Question: What average force is necessary to stop a bullet of mass 20g and speed 250 m/s as it penetrates wood...

Question

What average force is necessary to stop a bullet of mass 20g and speed 250 m/s as it penetrates wood to distance of 12 cm:
(A) $3.4 \times {10^3}newton$
(B) $5.2 \times {10^3}newton$
(C) $3.4 \times {10^5}newtons$
(D) $5.2 \times {10^5}newton$

Answer 1

Solution

The average force would be the force required to decelerate the bullet from 250 m/s to zero. To find the force we need to calculate the acceleration (actually deceleration or retardation). And then using its value and the value of the mass of the bullet we can calculate the force.

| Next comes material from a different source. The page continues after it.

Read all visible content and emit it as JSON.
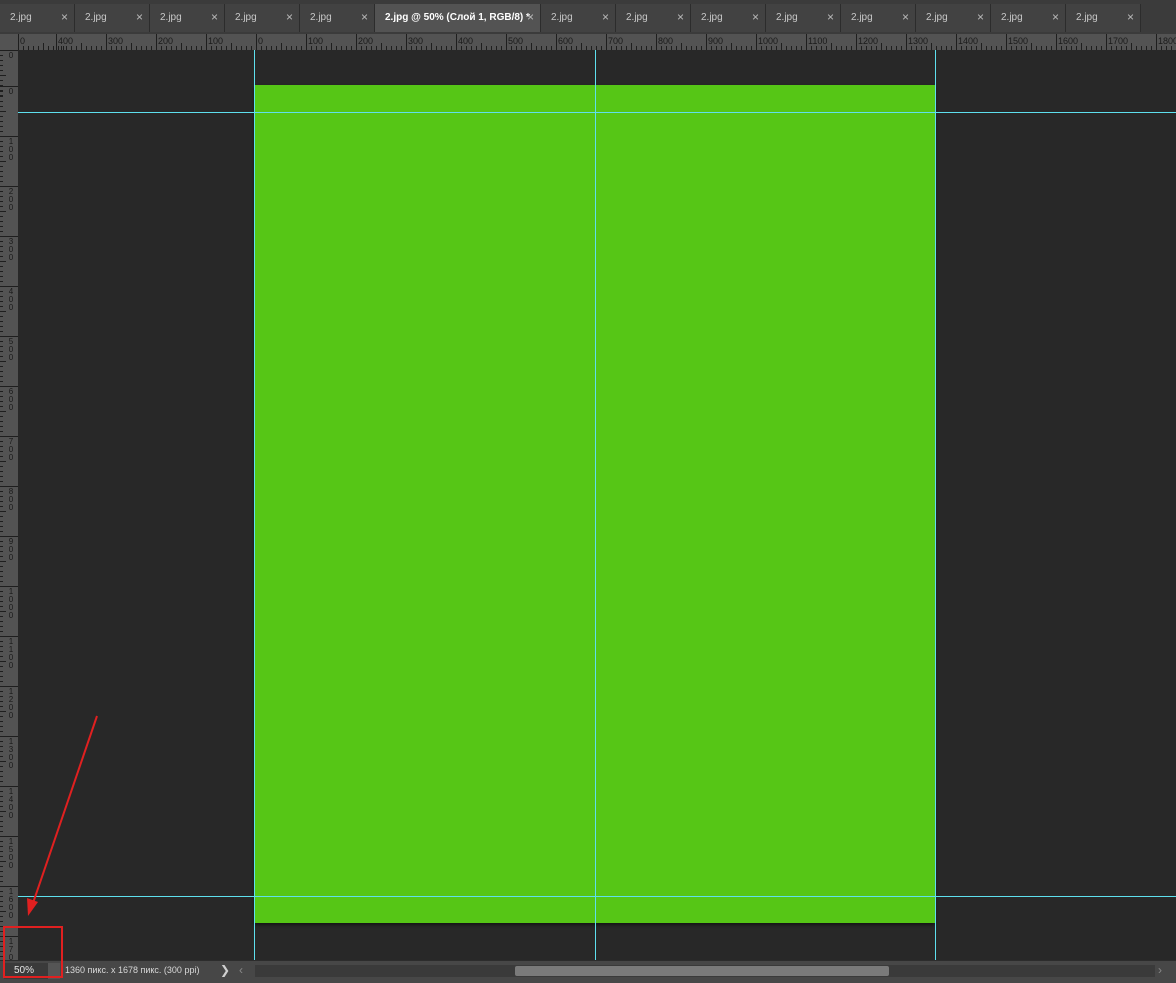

Formula used: In this solution we will be using the following formula;
$F = ma$ where $F$ is the force acting on an object, $m$ is the mass of that body, and $a$ is the acceleration of the body.
${v^2} = {u^2} \pm 2as$ where $v$ is the final velocity, $u$ is the initial velocity and $s$ is the distance travelled for the body to accelerate from initial to final velocity.

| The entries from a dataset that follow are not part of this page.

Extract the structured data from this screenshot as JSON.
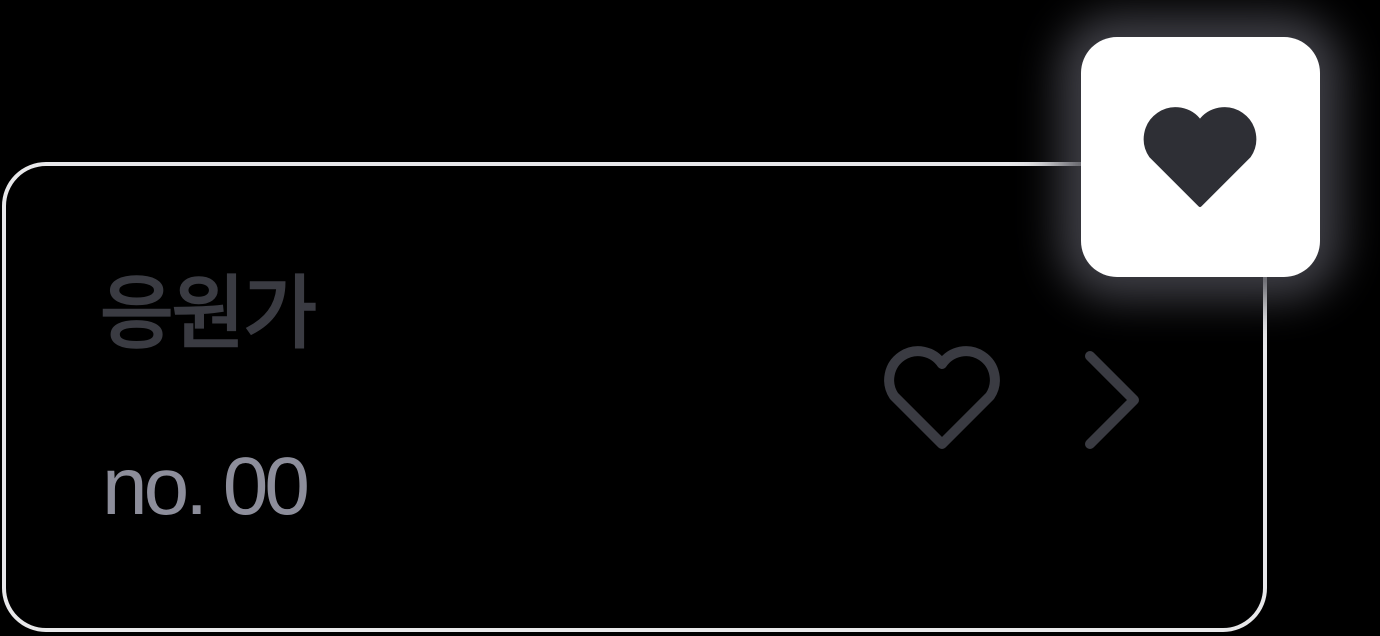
{
  "card": {
    "title": "응원가",
    "number": "no. 00"
  },
  "icons": {
    "favorite": "heart-outline-icon",
    "navigate": "chevron-right-icon",
    "popup": "heart-filled-icon"
  },
  "colors": {
    "background": "#000000",
    "card_border": "#e8e8ea",
    "title_text": "#3a3b42",
    "number_text": "#8d8e9b",
    "icon_stroke": "#3a3b42",
    "popup_background": "#ffffff",
    "popup_heart": "#2e2f35"
  }
}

Complete step by step answer
A bullet is said to be moving at 250 m/s. the force required to stop the bullet if it moves through a distance of 12 m before coming to rest. Hence, using one of the equations of motion, the deceleration the stone must acquire must be determined.
One of the equations can be given as,
${v^2} = {u^2} \pm 2as$ , hence since the object is decelerating, then
${v^2} = {u^2} - 2as$ where $v$ is the final velocity, $u$ is the initial velocity and $s$ is the distance travelled for the body to accelerate from initial to final velocity and $a$ is the deceleration.
Inserting all known values, we have that
$0 = {250^2} - 2a\left( {0.12} \right)$
By computation, we have
$0 = 62500 - 0.24a$
$\Rightarrow 0.24a = 62500$
By dividing by $0.24$ we have that
$a = 26417m/{s^2}$
Then we can calculate for the force by using the Newton’s second law equation as in
$F = ma$ where $F$ is the force acting on an object, $m$ is the mass of that body, and $a$ is the acceleration of the body.
Hence,
$F = 0.02\left( {26417} \right)$
By multiplying
$F = 5208N = 5.2 \times {10^3}N$

Hence, the correct answer is B.

Note
For clarity, the acceleration is made negative because it occurs in the opposite direction as the direction of the velocity, hence if the direction of the velocity is considered positive, the direction of acceleration must be considered negative.
In application, similar but more complex kinds of calculations are done when bulletproof materials are to be made. The force required to stop the bullet must be investigated, then checked against the strength (like shear modulus and all) of the material.